The 1968 Democratic National Convention was among the most divisive in modern history. My wife and I attended that convention on August 26 and 27, 1968. Through our Democratic Committeeman we were issued passes as alternates from different states. You can read the history of that historic event in books, pictures and all kinds of media that are available. However, this is about our observations on how it felt to watch our government at work while the country was split over the Viet Nam war.
We had booked a suite at the Hotel Sherman (now the site of the State of Illinois Building) for our group of Democratic supporters along with our Township Committeeman. On the first evening of August 26th my wife attended the convention after catching a ride with a press car to the International Amphitheater. Along with many of our supporters we anxiously awaited her return. While we waited, we watched with the rest of the world the unfolding events on television.
I was worried about her. Where was she? Did she arrive at the Amphitheater safely? Was she safe and ok? The hours waiting for her to return were agonizing. But then she bounced into the suite with a big smile and tales of an adventure she was anxious to blurt out. After settling down she told us she had witnessed the madness on Michigan Avenue by the Hilton Hotel. For a moment she was actually frightened at what she had seen but realized she was not in any danger of being hurt or caught up in the riot.
After arriving at the Amphitheater in Chicago's South side "Back of the Yards" she had to go through the police line to be admitted.

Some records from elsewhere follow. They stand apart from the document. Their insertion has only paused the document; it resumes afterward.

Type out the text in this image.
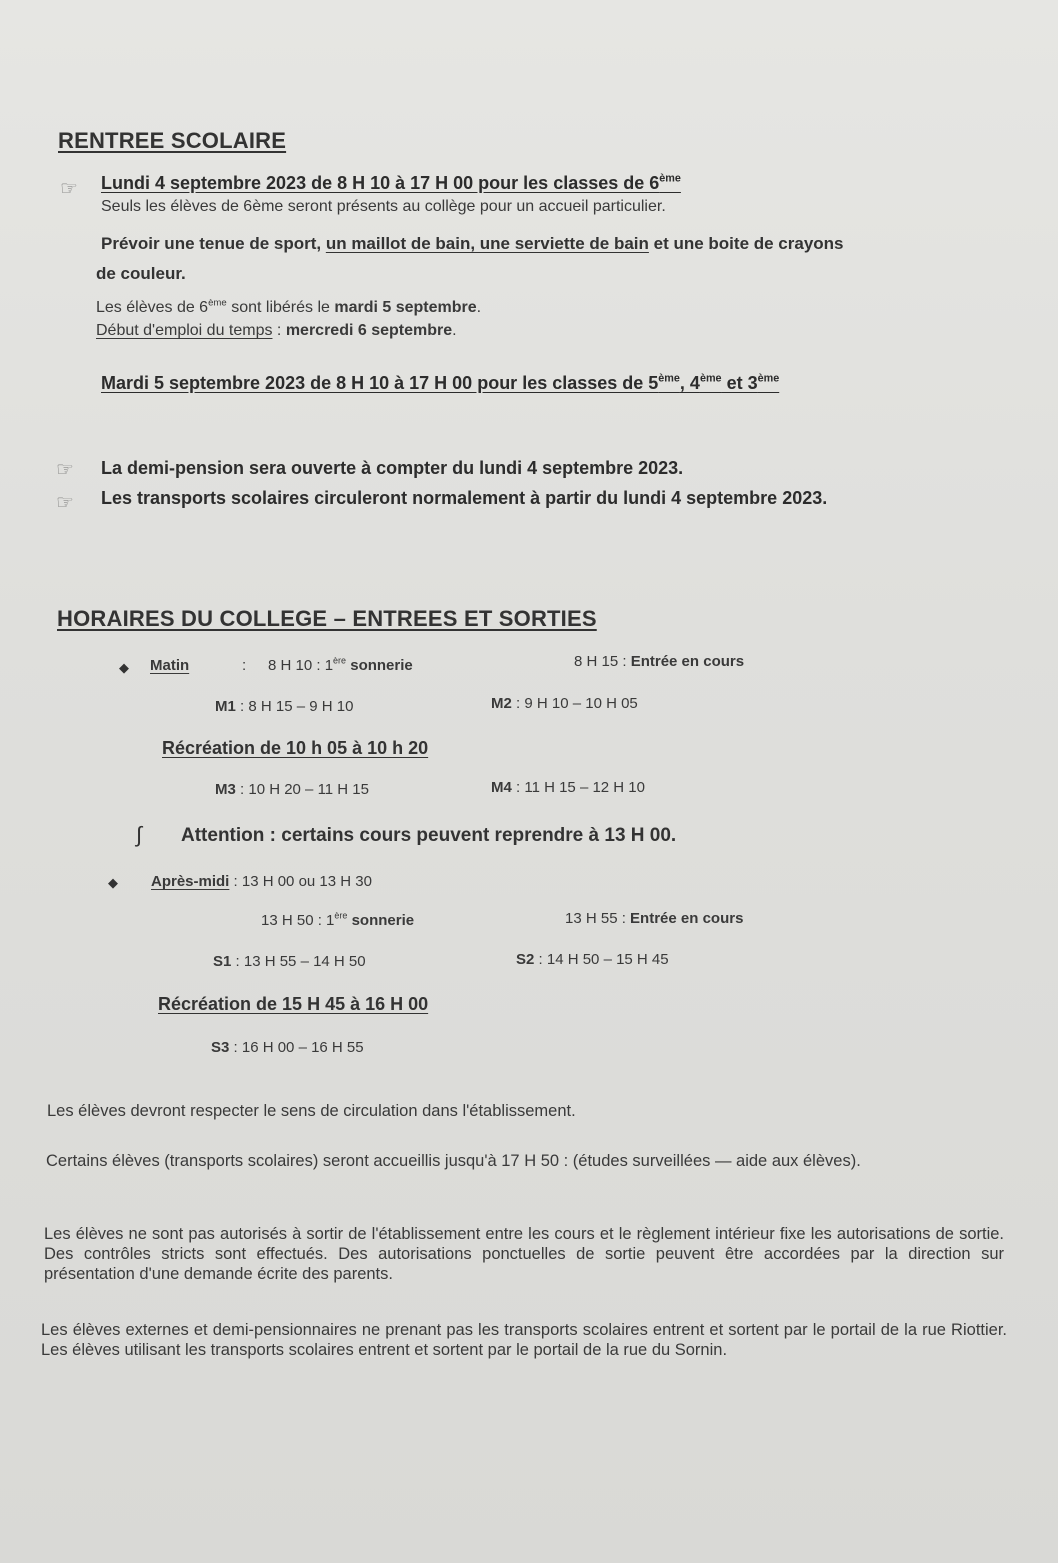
RENTREE SCOLAIRE
☞ Lundi 4 septembre 2023 de 8 H 10 à 17 H 00 pour les classes de 6ème
Seuls les élèves de 6ème seront présents au collège pour un accueil particulier.
Prévoir une tenue de sport, un maillot de bain, une serviette de bain et une boite de crayons
de couleur.
Les élèves de 6ème sont libérés le mardi 5 septembre.
Début d'emploi du temps : mercredi 6 septembre.
Mardi 5 septembre 2023 de 8 H 10 à 17 H 00 pour les classes de 5ème, 4ème et 3ème
☞ La demi-pension sera ouverte à compter du lundi 4 septembre 2023.
☞ Les transports scolaires circuleront normalement à partir du lundi 4 septembre 2023.
HORAIRES DU COLLEGE – ENTREES ET SORTIES
◆ Matin	: 8 H 10 : 1ère sonnerie	8 H 15 : Entrée en cours
M1 : 8 H 15 – 9 H 10	M2 : 9 H 10 – 10 H 05
Récréation de 10 h 05 à 10 h 20
M3 : 10 H 20 – 11 H 15	M4 : 11 H 15 – 12 H 10
∫ Attention : certains cours peuvent reprendre à 13 H 00.
◆ Après-midi : 13 H 00 ou 13 H 30
13 H 50 : 1ère sonnerie	13 H 55 : Entrée en cours
S1 : 13 H 55 – 14 H 50	S2 : 14 H 50 – 15 H 45
Récréation de 15 H 45 à 16 H 00
S3 : 16 H 00 – 16 H 55
Les élèves devront respecter le sens de circulation dans l'établissement.
Certains élèves (transports scolaires) seront accueillis jusqu'à 17 H 50 : (études surveillées — aide aux élèves).
Les élèves ne sont pas autorisés à sortir de l'établissement entre les cours et le règlement intérieur fixe les autorisations de sortie. Des contrôles stricts sont effectués. Des autorisations ponctuelles de sortie peuvent être accordées par la direction sur présentation d'une demande écrite des parents.
Les élèves externes et demi-pensionnaires ne prenant pas les transports scolaires entrent et sortent par le portail de la rue Riottier. Les élèves utilisant les transports scolaires entrent et sortent par le portail de la rue du Sornin.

After admittance she got lost momentarily as to where her seat was and wandered onto the main floor where she sat with the Arizona delegation. Sitting next to her was Dr. Harvey Porter of Arizona who tipped his ten gallon hat and welcomed her to the event. She was uncomfortable not because she was in the wrong section but because Dr. Porter was "flirting with her" and offered to buy her a drink. She gladly accepted and when he left his seat she left hers and found her way to the correct delegation.
The wonder of the people on the floor was priceless to see. Right in front of her eyes were the many people we only saw on TV or in newspapers. Most importantly our country and its election process was working in spite of the turmoil both inside and outside the convention site.
August 27th was my turn to attend. I went with the township Democratic Committeeman and took the bus directly to the convention. We were both hungry and walked over to the Stockyards Restaurant, one of Chicago's finest in its day. Needless to say the restaurant was jam packed with at least a 30 minute wait. I then learned a lesson on how to get a table in less than 30 seconds let alone 30 minutes. My Committeeman handed me $5 bill and said to go back to the Maitre D' and say the Mayor would appreciate a table now. Mysteriously a table appeared out of nowhere and we were seated immediately.
After that we made our way through the convention entrance, supplied our passes and went to our separate seats. He sat with the Illinois delegation on the main floor and I sat in the balcony as an alternate with the Mississippi delegation. I had the same reaction to the sights as my wife had expressed watching our government in action. The lights dimmed and a film about Robert F. Kennedy was shown as a tribune to his life and legacy. Martin Luther King Jr. had been assassinated and then Robert F. Kennedy. Two events that changed the course of history.
I then watched the vote unfold that made Hubert H. Humphrey the Democratic nominee for President and Edmund Muskie the nominee for Vice President. This was followed by the historic moments when both made their acceptance speeches. For the record, the two nominees made their acceptance remarks on separate nights in the modern day conventions. First Edmund Muskie took the mike and as he said "I accept your nomination for Vice President of The United States", the roar of the crowd became alive with thunderous applause and whistles. He then droned on for a while and although he was brilliant in his remarks, he came close to putting many of us to asleep.
The highlight of the evening approached with the convention audience anticipating the appearance of Hubert Humphrey as the nominee for President. Everyone started to cheer and then the speaker introduced the nominee calling Humphrey to the mike. The audience went berserk with joy. And then the "happy warrior" as he was known announced "I accept your nomination as our candidate for President of the United States". The audience erupted again. Unlike Muskie, H.H.H. as he was also known thrilled the conventioneers with brilliant oratory and stinging remarks about the opposing party. His speech was peppered with applause and shouting.
After more than 30 minutes H.H.H. finished his speech the music blared, the balloons fell and strains of "Happy Days are Here Again" filled the hall. And then it was time to leave one of the greatest events of my life and in the history of our country.
Richard Nixon went on to win the election. It eventually led to Watergate and his re-election in 1972. That ultimately caused the greatest Presidential crisis in our history.
Memories light the corner of my mind and I hope yours too.